But think twice about pouring out your heart to them or venting about your brother-in-law.
Think of it this way: would you share this information with your boss if you were in the office? If the answer is no, turn to a close friend instead.
There may be times when money is an issue. You get a sudden rent increase, or your car breaks down. It can be tempting to borrow money from your nanny family in these situations.
Your family likely loves and feels protective of you and may feel obliged to help. But a loan from your employer further complicates an already complicated relationship.
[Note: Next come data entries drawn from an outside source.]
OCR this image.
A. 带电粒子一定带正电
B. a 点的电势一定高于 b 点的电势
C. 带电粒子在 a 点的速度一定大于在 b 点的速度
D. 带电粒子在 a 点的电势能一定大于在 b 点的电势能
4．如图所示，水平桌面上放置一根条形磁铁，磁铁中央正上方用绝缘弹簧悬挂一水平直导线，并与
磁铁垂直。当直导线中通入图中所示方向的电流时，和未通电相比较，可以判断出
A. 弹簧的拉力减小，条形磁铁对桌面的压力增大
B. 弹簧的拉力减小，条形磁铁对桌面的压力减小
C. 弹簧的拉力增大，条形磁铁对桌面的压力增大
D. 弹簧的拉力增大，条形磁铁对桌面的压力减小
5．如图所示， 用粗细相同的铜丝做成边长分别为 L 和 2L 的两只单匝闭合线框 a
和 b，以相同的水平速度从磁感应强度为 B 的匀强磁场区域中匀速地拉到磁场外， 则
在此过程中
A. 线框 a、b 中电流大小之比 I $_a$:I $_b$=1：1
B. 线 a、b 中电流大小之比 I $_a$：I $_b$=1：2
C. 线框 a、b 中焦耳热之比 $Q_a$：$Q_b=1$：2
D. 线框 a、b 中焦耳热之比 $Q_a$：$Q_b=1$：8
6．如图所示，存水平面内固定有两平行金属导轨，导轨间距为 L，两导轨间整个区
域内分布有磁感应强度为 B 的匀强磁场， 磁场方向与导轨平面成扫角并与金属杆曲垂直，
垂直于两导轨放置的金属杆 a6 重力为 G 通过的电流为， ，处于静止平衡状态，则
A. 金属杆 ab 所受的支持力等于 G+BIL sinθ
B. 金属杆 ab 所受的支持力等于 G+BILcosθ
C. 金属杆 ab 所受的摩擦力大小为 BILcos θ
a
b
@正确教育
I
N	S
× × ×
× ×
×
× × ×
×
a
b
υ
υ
Not only does it put them in an awkward position, but it also tips the power balance whenever money is involved. If you have trouble repaying the loan, things can get messy. Does it come out of your pay-check?
Like any workplace, unwanted attention is a reality for many nannies. A home is an intimate setting. It makes it easier for a boundary to get crossed.
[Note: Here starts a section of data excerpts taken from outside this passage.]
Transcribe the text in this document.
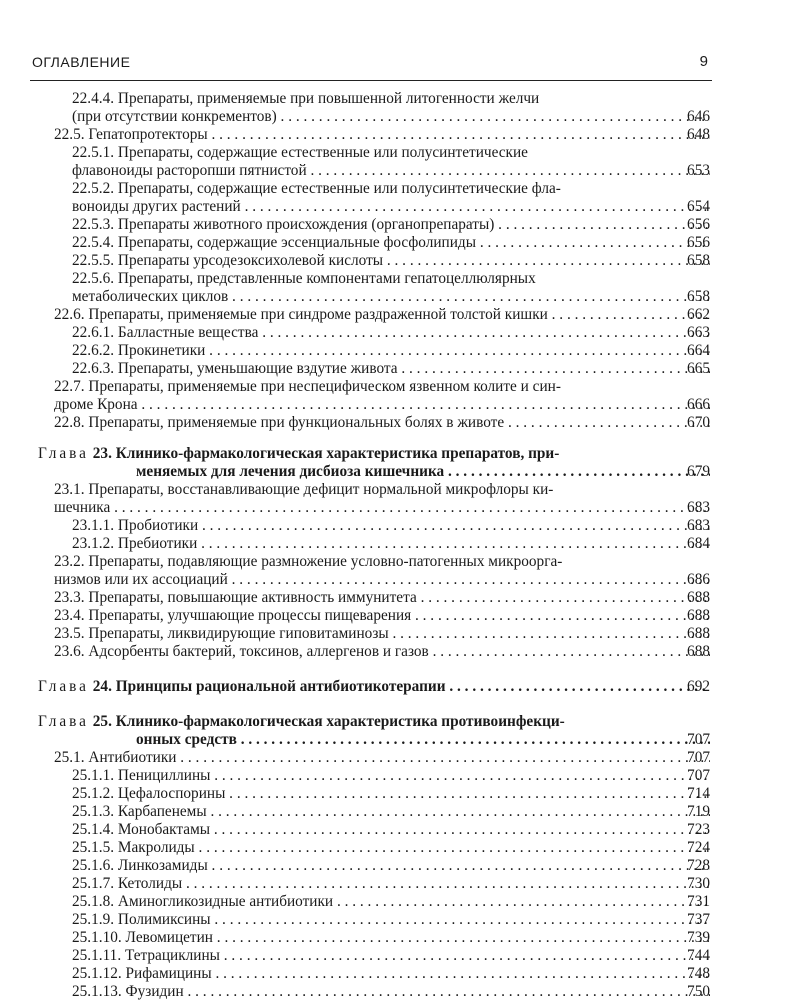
ОГЛАВЛЕНИЕ	9
22.4.4. Препараты, применяемые при повышенной литогенности желчи
(при отсутствии конкрементов) . . .	646
22.5. Гепатопротекторы . . .	648
22.5.1. Препараты, содержащие естественные или полусинтетические
флавоноиды расторопши пятнистой . . .	653
22.5.2. Препараты, содержащие естественные или полусинтетические фла-
воноиды других растений . . .	654
22.5.3. Препараты животного происхождения (органопрепараты) . . .	656
22.5.4. Препараты, содержащие эссенциальные фосфолипиды . . .	656
22.5.5. Препараты урсодезоксихолевой кислоты . . .	658
22.5.6. Препараты, представленные компонентами гепатоцеллюлярных
метаболических циклов . . .	658
22.6. Препараты, применяемые при синдроме раздраженной толстой кишки . . .	662
22.6.1. Балластные вещества . . .	663
22.6.2. Прокинетики . . .	664
22.6.3. Препараты, уменьшающие вздутие живота . . .	665
22.7. Препараты, применяемые при неспецифическом язвенном колите и син-
дроме Крона . . .	666
22.8. Препараты, применяемые при функциональных болях в животе . . .	670
Глава 23. Клинико-фармакологическая характеристика препаратов, при-
меняемых для лечения дисбиоза кишечника . . .	679
23.1. Препараты, восстанавливающие дефицит нормальной микрофлоры ки-
шечника . . .	683
23.1.1. Пробиотики . . .	683
23.1.2. Пребиотики . . .	684
23.2. Препараты, подавляющие размножение условно-патогенных микроорга-
низмов или их ассоциаций . . .	686
23.3. Препараты, повышающие активность иммунитета . . .	688
23.4. Препараты, улучшающие процессы пищеварения . . .	688
23.5. Препараты, ликвидирующие гиповитаминозы . . .	688
23.6. Адсорбенты бактерий, токсинов, аллергенов и газов . . .	688
Глава 24. Принципы рациональной антибиотикотерапии . . .	692
Глава 25. Клинико-фармакологическая характеристика противоинфекци-
онных средств . . .	707
25.1. Антибиотики . . .	707
25.1.1. Пенициллины . . .	707
25.1.2. Цефалоспорины . . .	714
25.1.3. Карбапенемы . . .	719
25.1.4. Монобактамы . . .	723
25.1.5. Макролиды . . .	724
25.1.6. Линкозамиды . . .	728
25.1.7. Кетолиды . . .	730
25.1.8. Аминогликозидные антибиотики . . .	731
25.1.9. Полимиксины . . .	737
25.1.10. Левомицетин . . .	739
25.1.11. Тетрациклины . . .	744
25.1.12. Рифамицины . . .	748
25.1.13. Фузидин . . .	750
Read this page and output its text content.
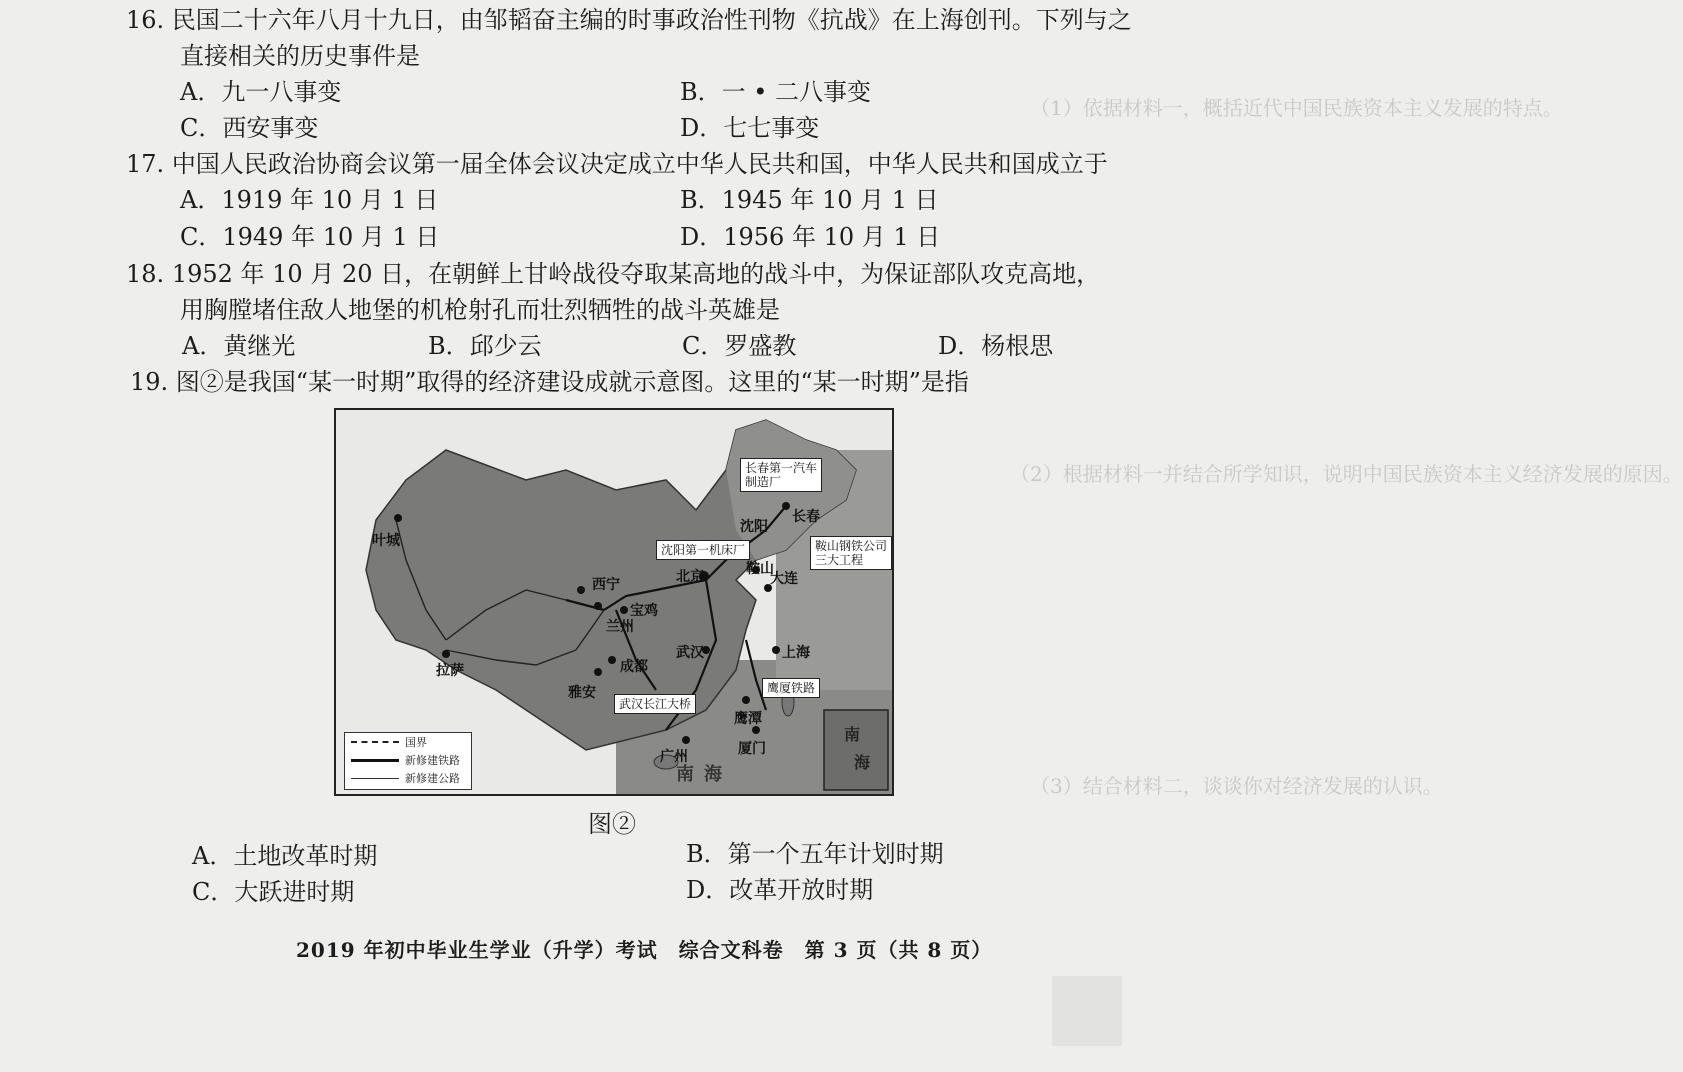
（1）依据材料一，概括近代中国民族资本主义发展的特点。
（2）根据材料一并结合所学知识，说明中国民族资本主义经济发展的原因。
（3）结合材料二，谈谈你对经济发展的认识。
16. 民国二十六年八月十九日，由邹韬奋主编的时事政治性刊物《抗战》在上海创刊。下列与之
直接相关的历史事件是
A．九一八事变	B．一 • 二八事变
C．西安事变	D．七七事变
17. 中国人民政治协商会议第一届全体会议决定成立中华人民共和国，中华人民共和国成立于
A．1919 年 10 月 1 日	B．1945 年 10 月 1 日
C．1949 年 10 月 1 日	D．1956 年 10 月 1 日
18. 1952 年 10 月 20 日，在朝鲜上甘岭战役夺取某高地的战斗中，为保证部队攻克高地，
用胸膛堵住敌人地堡的机枪射孔而壮烈牺牲的战斗英雄是
A．黄继光	B．邱少云	C．罗盛教	D．杨根思
19. 图②是我国“某一时期”取得的经济建设成就示意图。这里的“某一时期”是指
长春第一汽车
制造厂
沈阳第一机床厂	鞍山钢铁公司
三大工程
武汉长江大桥
鹰厦铁路
叶城
西宁
兰州
宝鸡
北京
沈阳
长春
鞍山
大连
武汉	上海
成都
雅安
拉萨
广州
鹰潭
厦门
南 海
南
海
国界
新修建铁路
新修建公路
图②
A．土地改革时期	B．第一个五年计划时期
C．大跃进时期	D．改革开放时期
2019 年初中毕业生学业（升学）考试　综合文科卷　第 3 页（共 8 页）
It’s one thing to give or receive a hug after sharing exciting news. But any unwanted behavior or request is inappropriate. It can be a flirtatious comment, a hug that lasts too long, or a shoulder rub you didn’t ask for.
When this happens, it’s not uncommon for nannies to downplay or diminish harassing behavior. This person is your employer, and you need the job. The fear of losing your position or not being believed is legitimate.
But no job is worth putting yourself at risk for—emotionally or physically. Learn the nanny laws in your state to find out how to handle the situation appropriately.
No two nanny job descriptions are alike. Before starting any new job, we recommend using a nanny contract.
A solid nanny contract will outline your responsibilities and eliminate the grey area. Setting boundaries at work protects you and the family.